I font variabili sono anche stati il fulcro della presentazione conclusiva del TYPO di Underware, un’officina tipografica olandese. Il titolo della sua presentazione, “The tale of the cat”, giocava sull’omofonia, ossia l’uso di parole dal diverso significato ma con lo stesso suono, poiché parlava sia della storiella (tale) che della coda (tail) del gatto. È chiaro quindi che occorre sempre avere un contesto che consenta di capire cosa si intende.
E proprio sul contesto si è incentrato il discorso di Underware, che per l’occasione si è fatta accompagnare da un chitarrista e da uno scrittore, e ha trasformato il palco in una sorta di installazione d’arte. Il concetto della sua presentazione consisteva nella possibilità offerta dai font variabili di sconvolgere le abitudini e i sistemi adottati finora visualizzando i caratteri non più esattamente come concepiti dal designer, ma adattandoli a seconda della loro progettazione. Underware, però, non si è limitata a ponderare i pro e i contro dei font variabili, ma ha piuttosto chiesto: “Cosa possiamo farci?” E ha fornito la prova del nove condividendo svariati esempi dal sito Web very-able-fonts.com (anche questo un gioco di parole incentrato sulle potenzialità dei font variabili), da essa appositamente sviluppato.
Lo slider, che può essere copiato e salvato come qualsiasi altra parola, consente di convertire i caratteri latini in caratteri Braille, far apparire e sparire una dicitura grafica animata anch’essa costituita da font. La nuova tecnologia va oltre il sistema e consente maggiori libertà pur restando assoggettata alle regole della programmazione; rende possibile progettare caratteri non leggibili per la loro variabilità e permette di creare un intero alfabeto partendo da una sola lettera che, seguendo la sua programmazione, può trasformarsi in tutte le altre lettere. Ma, come ha chiesto anche Underware, se ne ha veramente bisogno? Ci si riferisce alla storia, alle informazioni continue che una volta arricchivano i siti Web. Oggi il comando per il testo scorrevole HTML non viene più utilizzato, ma a suo tempo è stato un successo di progettazione. Alcuni dicono che per i font variabili non sarà lo stesso, almeno fino a quando i caratteri si renderanno necessari per i vari dispositivi e ambienti.
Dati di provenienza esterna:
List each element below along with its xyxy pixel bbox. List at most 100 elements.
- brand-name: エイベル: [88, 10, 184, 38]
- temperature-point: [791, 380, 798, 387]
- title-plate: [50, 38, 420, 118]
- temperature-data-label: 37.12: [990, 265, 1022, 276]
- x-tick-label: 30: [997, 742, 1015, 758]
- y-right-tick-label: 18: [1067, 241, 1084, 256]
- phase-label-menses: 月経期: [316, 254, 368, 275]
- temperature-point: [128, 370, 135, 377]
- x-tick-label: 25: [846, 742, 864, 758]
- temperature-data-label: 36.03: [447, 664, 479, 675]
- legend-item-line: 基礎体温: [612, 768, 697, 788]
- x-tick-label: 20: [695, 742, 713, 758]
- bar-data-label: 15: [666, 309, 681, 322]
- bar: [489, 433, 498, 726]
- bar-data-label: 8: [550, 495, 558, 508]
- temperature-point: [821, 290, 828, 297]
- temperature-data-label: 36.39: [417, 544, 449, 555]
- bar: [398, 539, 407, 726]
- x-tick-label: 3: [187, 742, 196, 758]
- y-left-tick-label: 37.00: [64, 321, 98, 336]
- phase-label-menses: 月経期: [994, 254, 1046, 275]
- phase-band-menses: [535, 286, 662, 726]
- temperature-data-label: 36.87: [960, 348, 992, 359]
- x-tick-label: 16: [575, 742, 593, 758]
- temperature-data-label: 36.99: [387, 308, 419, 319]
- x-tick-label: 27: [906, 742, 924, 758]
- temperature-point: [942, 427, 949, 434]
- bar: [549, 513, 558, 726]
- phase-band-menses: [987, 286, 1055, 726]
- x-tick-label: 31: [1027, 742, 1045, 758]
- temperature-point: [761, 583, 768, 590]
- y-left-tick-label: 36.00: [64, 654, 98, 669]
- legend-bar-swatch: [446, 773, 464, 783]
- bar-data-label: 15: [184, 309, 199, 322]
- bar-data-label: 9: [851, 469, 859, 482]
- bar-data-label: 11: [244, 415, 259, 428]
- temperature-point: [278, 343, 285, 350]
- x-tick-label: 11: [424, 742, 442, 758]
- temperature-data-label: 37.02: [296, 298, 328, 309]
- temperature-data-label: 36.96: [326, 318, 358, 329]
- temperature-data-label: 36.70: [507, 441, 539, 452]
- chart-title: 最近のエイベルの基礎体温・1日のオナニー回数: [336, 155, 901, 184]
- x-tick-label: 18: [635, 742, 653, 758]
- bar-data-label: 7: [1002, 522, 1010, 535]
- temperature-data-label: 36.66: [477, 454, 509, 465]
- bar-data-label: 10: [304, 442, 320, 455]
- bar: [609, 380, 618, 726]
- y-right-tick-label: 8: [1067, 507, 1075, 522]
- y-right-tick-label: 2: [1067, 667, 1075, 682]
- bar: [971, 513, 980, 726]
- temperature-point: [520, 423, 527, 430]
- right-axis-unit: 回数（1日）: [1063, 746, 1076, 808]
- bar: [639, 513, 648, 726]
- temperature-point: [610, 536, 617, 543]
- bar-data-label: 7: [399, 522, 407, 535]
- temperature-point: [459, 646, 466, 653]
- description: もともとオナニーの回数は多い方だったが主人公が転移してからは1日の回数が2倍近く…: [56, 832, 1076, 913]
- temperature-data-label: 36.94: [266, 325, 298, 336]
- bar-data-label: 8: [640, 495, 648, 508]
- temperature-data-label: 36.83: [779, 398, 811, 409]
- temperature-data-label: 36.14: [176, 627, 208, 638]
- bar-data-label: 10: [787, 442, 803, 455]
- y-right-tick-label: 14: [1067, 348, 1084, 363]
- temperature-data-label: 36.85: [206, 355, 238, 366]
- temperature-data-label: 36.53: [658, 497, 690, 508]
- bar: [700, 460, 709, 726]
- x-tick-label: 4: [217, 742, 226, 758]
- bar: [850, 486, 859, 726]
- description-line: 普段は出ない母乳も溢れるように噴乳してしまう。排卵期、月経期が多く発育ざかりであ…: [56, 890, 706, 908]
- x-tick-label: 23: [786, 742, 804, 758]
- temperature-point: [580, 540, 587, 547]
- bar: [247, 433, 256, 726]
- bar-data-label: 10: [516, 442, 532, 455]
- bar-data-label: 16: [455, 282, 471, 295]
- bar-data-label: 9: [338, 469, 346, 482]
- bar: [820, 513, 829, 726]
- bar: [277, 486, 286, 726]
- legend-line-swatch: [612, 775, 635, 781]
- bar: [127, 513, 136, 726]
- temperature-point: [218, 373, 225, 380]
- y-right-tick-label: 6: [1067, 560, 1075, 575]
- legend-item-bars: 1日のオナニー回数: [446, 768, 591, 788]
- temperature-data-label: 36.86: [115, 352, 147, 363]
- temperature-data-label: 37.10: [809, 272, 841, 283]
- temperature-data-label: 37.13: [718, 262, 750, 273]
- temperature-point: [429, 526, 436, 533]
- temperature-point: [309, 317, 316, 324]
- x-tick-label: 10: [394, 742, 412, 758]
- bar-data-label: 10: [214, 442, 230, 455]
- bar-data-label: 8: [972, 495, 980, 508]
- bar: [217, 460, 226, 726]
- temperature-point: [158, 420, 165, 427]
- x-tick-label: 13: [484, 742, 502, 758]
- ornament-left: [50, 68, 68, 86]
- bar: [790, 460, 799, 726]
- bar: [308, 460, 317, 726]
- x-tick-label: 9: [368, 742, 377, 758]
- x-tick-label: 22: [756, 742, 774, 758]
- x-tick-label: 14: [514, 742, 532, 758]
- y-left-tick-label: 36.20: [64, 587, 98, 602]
La presentazione di Underware, in cui lo scrittore sul palco sollevava la questione sul contesto di lettura e il chitarrista faceva “danzare” a suon di musica le lettere in font variabile grazie alla relativa programmazione, guardava alla tradizione del movimento dadaista di inizio XX secolo. Non convenzionale, pone molti interrogativi senza dare risposte, riflettendo così il sentimento che (tranne per alcune eccezioni) predomina in questo momento. Le possibilità dei font variabili appaiono illimitate. Sarà il tempo a dimostrare la loro ecletticità, il loro reale impiego e i loro vantaggi tangibili, quali file di piccole dimensioni e quindi più veloci da caricare.
Una cosa è chiara: occorre tenere d’occhio i font variabili per non perdere il “prossimo grande passo” nella progettazione dei caratteri, o per lo meno seguirne lo sviluppo.